Additionally, we observed that the patients in whom locally manufactured implants and drill bits were used suffered a higher rate of complications, such as broken drill bits (all eight cases), broken plate (only one case) and infection (3 of the 5 cases). Thus, we feel that the patients presenting late and being operated after a delay of over 2 weeks, and the patients opting for low-cost locally manufactured implants should be informed about the higher risk of these complications at the time of giving their consent.

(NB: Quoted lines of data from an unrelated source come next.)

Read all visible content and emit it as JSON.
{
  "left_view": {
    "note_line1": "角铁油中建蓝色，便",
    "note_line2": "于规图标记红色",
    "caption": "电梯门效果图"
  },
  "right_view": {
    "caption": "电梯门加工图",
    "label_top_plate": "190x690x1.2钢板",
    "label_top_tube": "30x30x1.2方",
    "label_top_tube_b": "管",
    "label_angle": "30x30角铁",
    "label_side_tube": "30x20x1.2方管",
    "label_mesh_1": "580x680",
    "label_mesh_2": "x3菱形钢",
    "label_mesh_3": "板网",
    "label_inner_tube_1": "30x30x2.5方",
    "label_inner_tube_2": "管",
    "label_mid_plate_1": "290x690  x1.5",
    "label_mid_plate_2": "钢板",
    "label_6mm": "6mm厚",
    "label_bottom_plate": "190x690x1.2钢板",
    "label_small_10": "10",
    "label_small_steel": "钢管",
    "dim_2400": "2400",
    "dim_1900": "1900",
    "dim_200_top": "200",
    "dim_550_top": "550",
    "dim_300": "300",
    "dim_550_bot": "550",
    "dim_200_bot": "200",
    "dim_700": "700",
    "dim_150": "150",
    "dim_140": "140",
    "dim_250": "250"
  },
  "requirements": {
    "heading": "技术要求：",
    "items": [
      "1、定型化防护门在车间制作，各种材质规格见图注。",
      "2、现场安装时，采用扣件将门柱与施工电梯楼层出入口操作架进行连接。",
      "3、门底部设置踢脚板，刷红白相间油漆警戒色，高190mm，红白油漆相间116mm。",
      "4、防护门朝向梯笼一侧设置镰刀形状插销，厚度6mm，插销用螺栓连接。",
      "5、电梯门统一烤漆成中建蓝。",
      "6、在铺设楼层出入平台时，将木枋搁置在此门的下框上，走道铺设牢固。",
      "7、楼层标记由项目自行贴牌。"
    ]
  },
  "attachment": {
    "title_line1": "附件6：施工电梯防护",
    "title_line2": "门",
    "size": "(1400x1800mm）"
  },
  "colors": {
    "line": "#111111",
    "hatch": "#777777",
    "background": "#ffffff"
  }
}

In conclusion, the operative treatment of displaced acetabular fractures gives universally satisfactory results. The surgeons should prepare well for problems such as prolonged operating time and increased blood loss, more so in the learning curve phase and in the patients operated after a delay of over 2 weeks. Time spent on a thorough study of the radiographs and a proper pre-operative plan helps to outline an appropriate surgical approach and the appropriate type of implant. A higher risk of complication should be explained to the patients opting for low-cost locally manufactured implants and to the patients undergoing surgery after a delay of over 2 weeks. In addition, health planners should be apprised of the need for provision of high-quality implants to all patients, irrespective of their socio-economic status.